Die Familie Schöllack in „Ku’damm 59“.

Fun Fact: Das ZDF ist der einzige große Fernsehsender, der in den letzten 10 Jahren seine Quoten trotz Netflix und Internet steigern konnte. Grund dafür sind eben auch Top-Produktionen wie „Ku’damm“, die in der ersten Staffel (3 Folgen à 90 Minuten) 56 und in der zweiten 59 als Zusatz hatte. Visuell über jeden Zweifel erhaben, wird hier ein Berlin der 50er wiederbelebt, in dem drei Junge Frauen Karriere machen und die Liebe finden wollen. Sie leiden allerdings unter der aus heutiger Sicht in Deutschland nicht mehr vorstellbaren Unterdrückung ihres Geschlechts und der Dominanz eitler Herren. Aber keine Angst: Die Serie ist auch voller guter Momente, schön gespielter Liebe und ziemlich coolen Tanzszenen. (dkr)

Im Angesicht des Verbrechens

Ronald Zehrfeld und Max Riemelt als Cops mit LKA-Ambitionen und persönlichen Einlagen auf Russenmafiajagd in Berlin.

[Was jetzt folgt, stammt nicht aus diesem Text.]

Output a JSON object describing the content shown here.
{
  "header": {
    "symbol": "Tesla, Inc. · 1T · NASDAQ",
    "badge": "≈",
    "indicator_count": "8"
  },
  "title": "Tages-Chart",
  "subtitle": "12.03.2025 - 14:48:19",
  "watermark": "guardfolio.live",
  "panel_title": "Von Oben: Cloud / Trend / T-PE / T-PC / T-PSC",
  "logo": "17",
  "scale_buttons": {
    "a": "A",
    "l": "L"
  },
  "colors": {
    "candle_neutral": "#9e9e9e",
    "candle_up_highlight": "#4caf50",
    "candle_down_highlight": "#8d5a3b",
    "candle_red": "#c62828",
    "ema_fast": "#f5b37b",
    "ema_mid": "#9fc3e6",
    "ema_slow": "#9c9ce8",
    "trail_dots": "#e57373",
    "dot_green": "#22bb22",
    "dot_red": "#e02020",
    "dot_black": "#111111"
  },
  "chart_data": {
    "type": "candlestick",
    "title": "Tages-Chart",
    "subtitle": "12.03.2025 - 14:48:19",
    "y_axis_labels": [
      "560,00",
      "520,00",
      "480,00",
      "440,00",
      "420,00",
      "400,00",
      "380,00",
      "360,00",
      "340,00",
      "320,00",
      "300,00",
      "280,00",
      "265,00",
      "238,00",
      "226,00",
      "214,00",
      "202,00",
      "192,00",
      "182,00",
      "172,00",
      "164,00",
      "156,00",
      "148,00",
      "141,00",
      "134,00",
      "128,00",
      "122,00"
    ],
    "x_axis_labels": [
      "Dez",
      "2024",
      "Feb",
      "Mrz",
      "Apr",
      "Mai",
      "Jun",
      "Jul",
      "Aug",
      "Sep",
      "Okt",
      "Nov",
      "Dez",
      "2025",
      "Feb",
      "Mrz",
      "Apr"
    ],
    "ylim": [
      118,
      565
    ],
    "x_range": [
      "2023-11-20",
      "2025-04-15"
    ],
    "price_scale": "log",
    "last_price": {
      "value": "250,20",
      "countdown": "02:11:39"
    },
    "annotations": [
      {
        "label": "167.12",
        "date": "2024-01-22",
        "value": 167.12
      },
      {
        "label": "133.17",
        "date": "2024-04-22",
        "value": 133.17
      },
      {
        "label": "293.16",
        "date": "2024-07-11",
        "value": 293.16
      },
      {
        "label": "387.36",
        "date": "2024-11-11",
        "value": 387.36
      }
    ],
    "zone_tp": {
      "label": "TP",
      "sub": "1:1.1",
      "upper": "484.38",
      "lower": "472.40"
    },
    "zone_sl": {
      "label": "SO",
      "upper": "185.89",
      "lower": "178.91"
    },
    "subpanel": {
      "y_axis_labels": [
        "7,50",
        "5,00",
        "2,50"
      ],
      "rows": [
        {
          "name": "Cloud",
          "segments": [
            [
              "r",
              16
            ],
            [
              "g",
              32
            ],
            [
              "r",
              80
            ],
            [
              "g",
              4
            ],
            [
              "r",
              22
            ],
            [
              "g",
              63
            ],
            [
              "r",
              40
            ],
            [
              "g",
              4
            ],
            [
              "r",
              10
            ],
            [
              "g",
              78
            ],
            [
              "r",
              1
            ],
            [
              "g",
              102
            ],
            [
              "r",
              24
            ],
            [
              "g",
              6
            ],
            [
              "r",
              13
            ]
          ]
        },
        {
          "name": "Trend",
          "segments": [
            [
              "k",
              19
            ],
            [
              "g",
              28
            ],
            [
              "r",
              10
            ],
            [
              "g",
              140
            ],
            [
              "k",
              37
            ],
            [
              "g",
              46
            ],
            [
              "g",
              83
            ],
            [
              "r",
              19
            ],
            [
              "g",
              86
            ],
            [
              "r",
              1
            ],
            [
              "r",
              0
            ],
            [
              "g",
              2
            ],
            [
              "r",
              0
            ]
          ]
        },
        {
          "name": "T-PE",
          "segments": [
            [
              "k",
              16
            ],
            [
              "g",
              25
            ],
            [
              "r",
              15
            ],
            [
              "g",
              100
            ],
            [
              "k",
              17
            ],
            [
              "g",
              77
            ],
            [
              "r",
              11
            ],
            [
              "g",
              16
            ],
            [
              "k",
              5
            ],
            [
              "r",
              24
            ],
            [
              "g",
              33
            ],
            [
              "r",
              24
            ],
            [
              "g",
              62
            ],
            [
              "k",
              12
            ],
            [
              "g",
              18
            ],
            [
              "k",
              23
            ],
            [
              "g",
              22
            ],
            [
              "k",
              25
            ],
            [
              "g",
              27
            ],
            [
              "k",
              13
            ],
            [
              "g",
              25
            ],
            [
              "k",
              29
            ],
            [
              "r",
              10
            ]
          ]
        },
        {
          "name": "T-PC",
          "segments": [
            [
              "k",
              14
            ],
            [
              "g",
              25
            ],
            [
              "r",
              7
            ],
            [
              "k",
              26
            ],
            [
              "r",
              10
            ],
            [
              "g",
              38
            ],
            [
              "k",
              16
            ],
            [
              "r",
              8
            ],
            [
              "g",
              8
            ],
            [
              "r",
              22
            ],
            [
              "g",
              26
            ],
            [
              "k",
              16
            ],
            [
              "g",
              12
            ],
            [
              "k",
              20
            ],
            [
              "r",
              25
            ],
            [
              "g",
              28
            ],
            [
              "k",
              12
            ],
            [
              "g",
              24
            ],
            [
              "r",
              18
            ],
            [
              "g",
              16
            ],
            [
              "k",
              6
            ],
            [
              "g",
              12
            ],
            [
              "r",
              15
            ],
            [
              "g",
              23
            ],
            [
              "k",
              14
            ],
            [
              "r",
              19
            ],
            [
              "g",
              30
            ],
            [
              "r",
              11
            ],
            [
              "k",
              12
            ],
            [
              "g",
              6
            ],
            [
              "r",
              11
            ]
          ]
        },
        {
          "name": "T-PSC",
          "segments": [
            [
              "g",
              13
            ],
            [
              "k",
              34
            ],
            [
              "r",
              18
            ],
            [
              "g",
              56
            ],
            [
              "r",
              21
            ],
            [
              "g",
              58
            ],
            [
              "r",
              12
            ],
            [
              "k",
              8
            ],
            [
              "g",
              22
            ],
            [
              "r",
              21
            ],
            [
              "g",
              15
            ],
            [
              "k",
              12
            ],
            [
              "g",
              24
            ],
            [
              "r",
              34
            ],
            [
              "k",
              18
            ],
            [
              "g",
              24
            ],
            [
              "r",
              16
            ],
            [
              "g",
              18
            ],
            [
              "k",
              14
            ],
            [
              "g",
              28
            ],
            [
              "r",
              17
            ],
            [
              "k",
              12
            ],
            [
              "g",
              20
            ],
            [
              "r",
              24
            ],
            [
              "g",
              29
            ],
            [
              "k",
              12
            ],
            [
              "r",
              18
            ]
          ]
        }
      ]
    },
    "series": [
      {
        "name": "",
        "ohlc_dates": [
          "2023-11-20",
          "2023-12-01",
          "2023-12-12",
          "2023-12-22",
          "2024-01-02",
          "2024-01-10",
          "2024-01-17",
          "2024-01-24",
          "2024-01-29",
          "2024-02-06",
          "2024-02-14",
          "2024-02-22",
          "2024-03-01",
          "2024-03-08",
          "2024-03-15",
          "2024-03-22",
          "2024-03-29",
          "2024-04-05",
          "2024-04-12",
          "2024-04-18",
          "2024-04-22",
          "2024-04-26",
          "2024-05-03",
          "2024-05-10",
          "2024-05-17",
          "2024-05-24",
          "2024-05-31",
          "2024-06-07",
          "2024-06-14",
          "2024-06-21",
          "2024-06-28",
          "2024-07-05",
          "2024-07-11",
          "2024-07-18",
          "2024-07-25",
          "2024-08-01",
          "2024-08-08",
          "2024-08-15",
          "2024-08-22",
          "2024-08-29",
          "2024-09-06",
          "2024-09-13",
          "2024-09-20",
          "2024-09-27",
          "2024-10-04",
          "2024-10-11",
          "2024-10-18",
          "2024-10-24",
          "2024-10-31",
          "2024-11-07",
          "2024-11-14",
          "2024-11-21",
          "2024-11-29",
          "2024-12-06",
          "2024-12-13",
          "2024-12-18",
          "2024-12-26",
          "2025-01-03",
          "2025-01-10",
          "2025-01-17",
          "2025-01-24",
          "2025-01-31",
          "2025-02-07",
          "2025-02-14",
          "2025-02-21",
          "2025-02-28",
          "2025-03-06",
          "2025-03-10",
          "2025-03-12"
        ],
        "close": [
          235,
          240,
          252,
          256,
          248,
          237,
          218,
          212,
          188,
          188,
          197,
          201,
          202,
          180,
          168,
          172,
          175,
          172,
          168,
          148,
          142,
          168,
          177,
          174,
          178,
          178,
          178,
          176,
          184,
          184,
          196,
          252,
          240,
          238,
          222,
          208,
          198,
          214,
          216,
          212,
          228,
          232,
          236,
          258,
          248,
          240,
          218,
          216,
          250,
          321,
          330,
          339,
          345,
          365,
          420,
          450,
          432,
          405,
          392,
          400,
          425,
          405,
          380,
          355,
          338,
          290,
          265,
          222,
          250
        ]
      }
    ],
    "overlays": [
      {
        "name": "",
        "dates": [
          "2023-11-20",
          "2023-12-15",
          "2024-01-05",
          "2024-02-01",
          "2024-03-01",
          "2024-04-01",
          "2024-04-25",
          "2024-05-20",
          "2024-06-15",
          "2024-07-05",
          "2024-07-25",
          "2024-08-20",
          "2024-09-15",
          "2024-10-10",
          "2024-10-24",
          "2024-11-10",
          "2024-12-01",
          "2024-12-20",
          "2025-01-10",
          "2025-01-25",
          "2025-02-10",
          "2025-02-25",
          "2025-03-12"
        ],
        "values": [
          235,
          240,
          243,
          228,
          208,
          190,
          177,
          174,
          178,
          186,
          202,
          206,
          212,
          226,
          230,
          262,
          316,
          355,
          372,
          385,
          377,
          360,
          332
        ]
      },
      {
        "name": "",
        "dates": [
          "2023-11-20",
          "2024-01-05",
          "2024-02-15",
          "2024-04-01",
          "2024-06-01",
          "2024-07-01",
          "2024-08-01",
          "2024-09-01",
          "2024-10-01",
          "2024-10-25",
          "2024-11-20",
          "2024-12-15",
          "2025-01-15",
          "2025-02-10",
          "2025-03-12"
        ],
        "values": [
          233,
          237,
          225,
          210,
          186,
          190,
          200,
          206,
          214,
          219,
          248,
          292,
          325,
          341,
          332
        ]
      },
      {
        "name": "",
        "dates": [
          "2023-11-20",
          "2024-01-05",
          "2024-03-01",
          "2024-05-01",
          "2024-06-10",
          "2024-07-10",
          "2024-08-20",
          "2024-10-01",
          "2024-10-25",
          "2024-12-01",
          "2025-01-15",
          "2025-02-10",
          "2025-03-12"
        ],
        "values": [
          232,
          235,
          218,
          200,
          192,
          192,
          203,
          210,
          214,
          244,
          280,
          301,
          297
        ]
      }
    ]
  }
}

Marie Bäumer als mit einem Gangsterboss verheiratete Polizistenschwester, Alina Levshin als ukrainische Zwangsprostituierte, Uwe Preuss als korrupter Polizeichef, Bernd Stegemann als dickschmieriger Speditions-Unternehmer mit zu viel Geld und zu viel Gewaltfantasien. Mädchenhandel, Zigarettenschmuggel, Familiendramen, Russendiskos: Hätte es damals schon Netflix, Bingewatching und mehr Marketingbudget gegeben, hätte Dominik Grafs „Im Angesicht des Verbrechens“ ein Hit werden müssen. Die wöchentliche Ausstrahlung im Spätabendprogramm der ARD aber machte aus der zehnteiligen Krimiserie einen kommerziellen Flop. Jetzt ist „Im Angesicht des Verbrechens“, eine Art Vorläufer für „4 Blocks“ wieder in der ARD-Mediathek sowie auf Netflix gelandet. Zuerst lief die Serie allerdings auf Arte. (fs)

Das Boot

Sky und Baravia Films haben Wolfgang Petersens Klassiker aus dem Jahr 1981 wiederbelebt. Und zwar nicht in einem schnöden Remake, sondern als Mini-Serie, in deren acht Episoden eine gänzlich neue Handlung erzählt wird. In der Hafenstadt La Rochelle kämpft der Widerstand gegen die Gestapo und die Nazi-Besatzer, im titelgebenden U-Boot transportiert eine junge Crew einen Amerikaner zu einem Austausch auf hoher See. Die eingestreuten Twists ergeben zwar historisch gesehen nicht immer Sinn, spannend und hochwertig produziert ist „Das Boot“ trotzdem.